24.07.2024
(Göttingen/Berlin/gfbv) - Zum neunten Jahrestag der Gründung der ersten kurdischen Universität in Syrien am 26. Juli appelliert die Gesellschaft für bedrohte Völker (GfbV) an Bundesbildungsministerin Bettina Stark-Watzinger und Kulturstaatsministerin Claudia Roth, die Zerstörung der Bildungseinrichtung im völkerrechtswidrigen Krieg des NATO-Partners Türkei gegen Afrin im Nordwesten Syriens zu verurteilen und die dort neu gegründeten Universitäten und Kulturinstitute zu unterstützen.
„Am 26. Juli 2015 wurde die Universität in Afrin gegründet. Sie war nicht nur die erste kurdische Universität in Afrin, sondern in ganz Syrien. Nur drei Jahre später wurde die Universität nach der völkerrechtswidrigen Besatzung von Afrin durch die Türkei geschlossen und zum Teil zerstört. Viele Professoren, darunter der Rektor der Universität, Dr. Ahmed Yousef, mussten fliehen. Auch 400 kurdische Schulen wurden geschlossen oder zerstört“, berichtet der GfbV-Nahostreferent Dr. Kamal Sido.
„Frau Stark-Watzinger, Frau Roth, bitte setzen Sie sich für die kurdische Wissenschaft und Kultur ein“, fordert der GfbV-Nahostreferent. „Wir appellieren an das Bundesministerium für Bildung und Forschung, die Hochschulen in der autonomen Region Rojava im Nordosten Syriens zu fördern. Viele Professoren und Studierende aus Afrin haben dort Zuflucht gefunden. Sie werden weiterhin von der Türkei und dem IS bedroht und fast täglich von der Türkei mit Kampfdrohnen angegriffen.“
An der Universität in Afrin gab es die Studiengänge Medizin, kurdische Literatur, Kommunikation, Agrarwissenschaften, Maschinenbau und Wirtschaftswissenschaften. Etwa 850 Studierende waren im ersten Jahr eingeschrieben. Nach der Besatzung wurden viele kurdische Schulen in Moscheen oder Militärkasernen für türkische Soldaten oder islamistische Söldner umgewandelt. Türkisch, die Sprache der Besatzer, wurde als Pflichtsprache eingeführt.

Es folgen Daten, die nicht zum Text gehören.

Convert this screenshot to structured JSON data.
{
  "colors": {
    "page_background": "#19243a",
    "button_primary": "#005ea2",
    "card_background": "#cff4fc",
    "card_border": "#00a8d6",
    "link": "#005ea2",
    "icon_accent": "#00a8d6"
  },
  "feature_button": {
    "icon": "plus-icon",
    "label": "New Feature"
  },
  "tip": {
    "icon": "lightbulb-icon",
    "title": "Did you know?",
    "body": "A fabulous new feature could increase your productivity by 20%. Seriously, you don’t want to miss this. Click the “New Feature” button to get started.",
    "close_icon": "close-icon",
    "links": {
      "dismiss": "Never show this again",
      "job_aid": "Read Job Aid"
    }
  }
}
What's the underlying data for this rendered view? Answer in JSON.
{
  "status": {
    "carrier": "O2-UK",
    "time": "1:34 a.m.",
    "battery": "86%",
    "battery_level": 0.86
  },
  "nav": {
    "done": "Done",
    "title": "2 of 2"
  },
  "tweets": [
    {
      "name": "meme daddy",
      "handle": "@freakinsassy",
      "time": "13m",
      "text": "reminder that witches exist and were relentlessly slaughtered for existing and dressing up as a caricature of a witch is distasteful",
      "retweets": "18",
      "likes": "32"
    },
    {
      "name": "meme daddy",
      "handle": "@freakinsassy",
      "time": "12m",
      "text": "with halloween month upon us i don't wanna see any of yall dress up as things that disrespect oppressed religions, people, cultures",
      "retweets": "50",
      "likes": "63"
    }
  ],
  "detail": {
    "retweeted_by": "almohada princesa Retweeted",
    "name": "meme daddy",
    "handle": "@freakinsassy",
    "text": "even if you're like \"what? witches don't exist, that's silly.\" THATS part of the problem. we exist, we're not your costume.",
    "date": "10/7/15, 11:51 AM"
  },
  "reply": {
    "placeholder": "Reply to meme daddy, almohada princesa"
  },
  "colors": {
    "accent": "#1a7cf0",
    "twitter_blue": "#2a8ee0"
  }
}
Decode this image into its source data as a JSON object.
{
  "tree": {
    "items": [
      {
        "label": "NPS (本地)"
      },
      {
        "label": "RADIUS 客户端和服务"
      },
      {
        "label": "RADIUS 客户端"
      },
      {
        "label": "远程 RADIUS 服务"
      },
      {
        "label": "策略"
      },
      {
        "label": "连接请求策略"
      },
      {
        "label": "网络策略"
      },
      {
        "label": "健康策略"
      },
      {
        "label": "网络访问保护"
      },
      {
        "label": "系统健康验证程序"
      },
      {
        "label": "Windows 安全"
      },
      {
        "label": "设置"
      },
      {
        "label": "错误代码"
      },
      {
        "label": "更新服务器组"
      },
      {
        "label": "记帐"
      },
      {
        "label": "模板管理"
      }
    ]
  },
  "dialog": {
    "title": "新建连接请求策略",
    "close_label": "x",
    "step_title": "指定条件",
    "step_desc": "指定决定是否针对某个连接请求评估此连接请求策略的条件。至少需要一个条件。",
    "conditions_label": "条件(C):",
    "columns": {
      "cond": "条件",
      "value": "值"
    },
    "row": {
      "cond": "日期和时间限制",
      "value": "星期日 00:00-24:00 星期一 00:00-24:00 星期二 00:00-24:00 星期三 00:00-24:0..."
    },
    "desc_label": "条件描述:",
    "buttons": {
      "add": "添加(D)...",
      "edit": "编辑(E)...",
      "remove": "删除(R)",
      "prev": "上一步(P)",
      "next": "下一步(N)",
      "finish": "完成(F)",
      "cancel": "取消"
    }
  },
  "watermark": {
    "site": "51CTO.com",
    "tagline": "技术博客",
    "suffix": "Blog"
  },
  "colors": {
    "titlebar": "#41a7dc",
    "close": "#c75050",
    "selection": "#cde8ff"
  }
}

„Während an der ersten kurdischen Universität und den kurdischen Schulen in Afrin vor der türkischen Besatzung Werte wie religiöse Toleranz, Völkerverständigung und Frauenrechte gelehrt wurden, wird heute in den Schulen der türkischen Besatzungsmacht ein radikaler Islam, Intoleranz, Frauenfeindlichkeit, Hass auf Christen, Aleviten, Yeziden oder Juden gelehrt“, sagt Dr. Kamal Sido. „Mädchen und Jungen werden getrennt unterrichtet. Mädchen müssen in der Regel einen Ganzkörperschleier oder ein Kopftuch tragen. Religionsunterricht für Yeziden und Aleviten ist verboten. Schüler, die Türkisch nicht beherrschen, werden nicht versetzt.“
„Die Bildungs- und Kultureinrichtungen in Nordsyrien sind für die seit Jahrzehnten unterdrückte kurdische Bevölkerung und die kurdische Wissenschaft von enormer Bedeutung. Sie sind ein wichtiger Grundpfeiler für Demokratie und Gleichberechtigung“, so Sido.